Dazed Beauty #0
Dazed Beauty launches into the magazine world with a concept that they have been teasing for a while on Instagram, ‘A Manifesto for the Future of Beauty’.
Multiple futuristic and highly edited looks are transformed into multiple magazine covers: glowing 3D-rendered faces, Kate Moss and Travis Scott as armoured centaurs, Kylie Jenner’s face falling off. Only Genesis P-Orridge appears unaltered, having pushed the boundaries of body modification in real life.
This latest addition to the Dazed family asks you to critique the concept of beauty even as it laughs the term off. With the technology we have at our disposal it is possible to transform our bodies beyond all recognition, but extreme forms of biohacking are currently confined to the margins of society. What we more often experience is a trend toward ‘visual homogenisation’, with the ability to photoshop our faces: erasing lines and plumping pouts for social media. Dazed Beauty posits a future where our creativity is used to express our individuality, whether it’s by creating entirely new bodies and faces as virtual reality avatars, or to think of our skin as just another digital interface to design.

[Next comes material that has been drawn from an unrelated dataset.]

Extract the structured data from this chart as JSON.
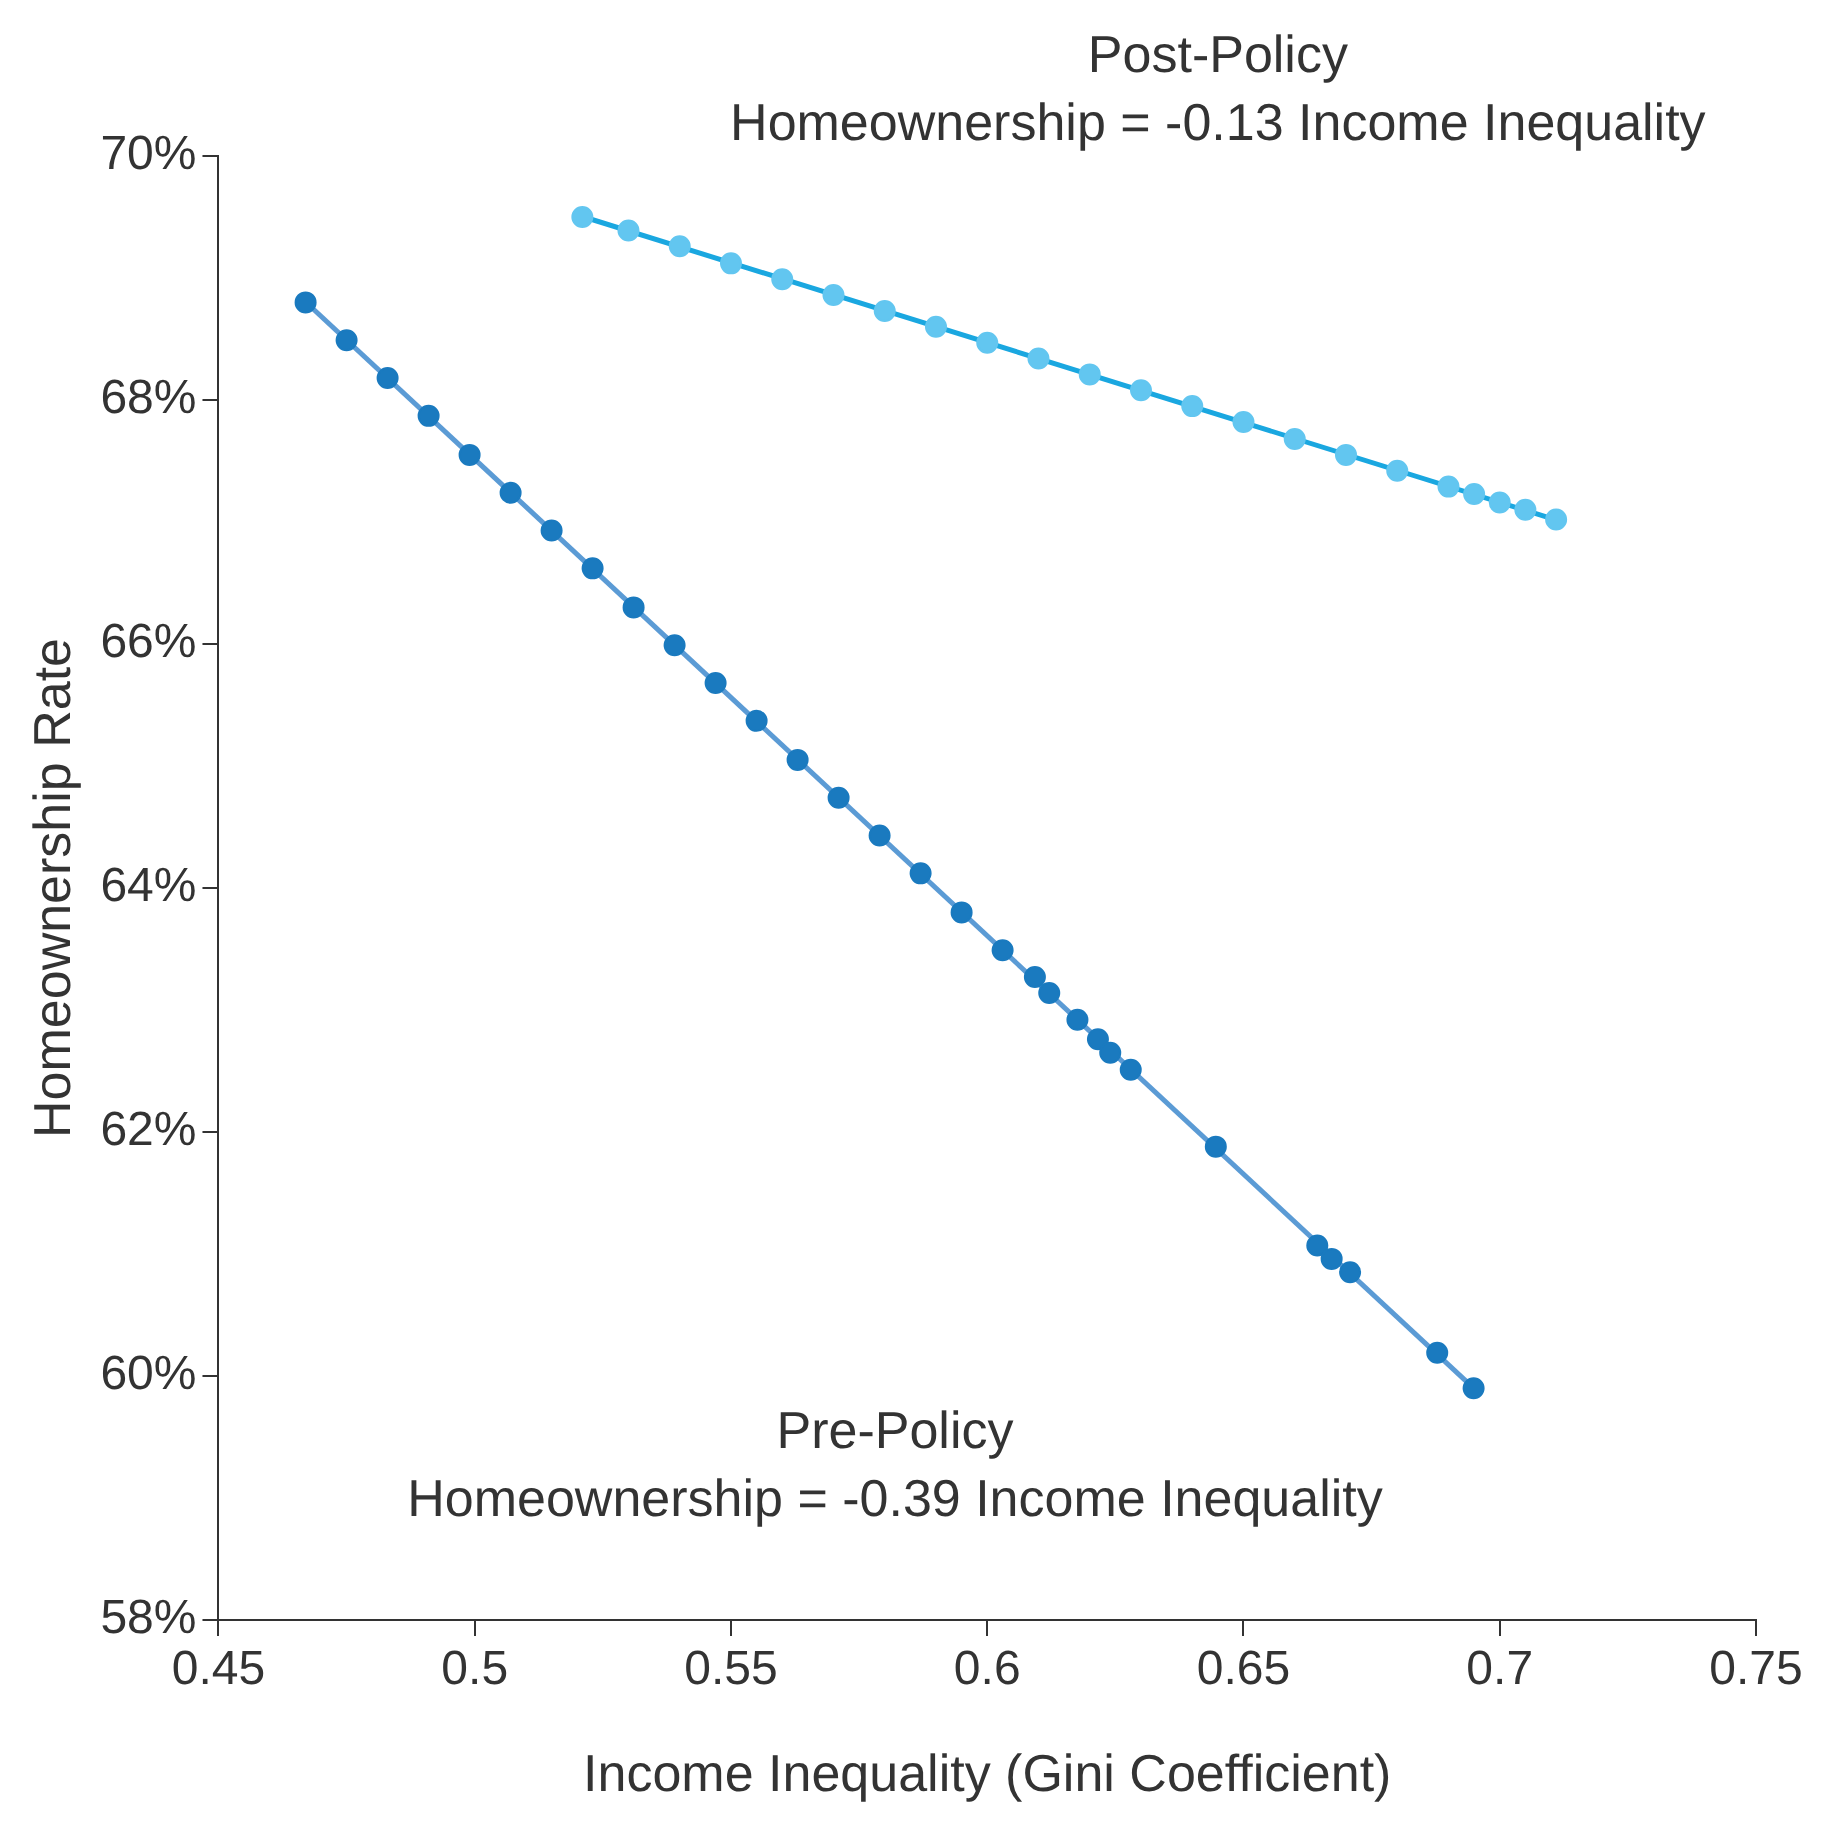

It’s not the first magazine to challenge prevailing beauty standards: Beauty Papers has disrupted the beauty industry’s idea of conformity with its way of zooming in on the raw reality of human appearance. But Dazed Beauty isn’t interested in the real; its techno disruption pushes into the post-human.
Whether you take it as a bit of fun to flick through or as a serious prediction of our dystopian future, you have to ask yourself: with the unrealistic beauty standards the mainstream media have been peddling for so long, is this really such a stretch of the imagination?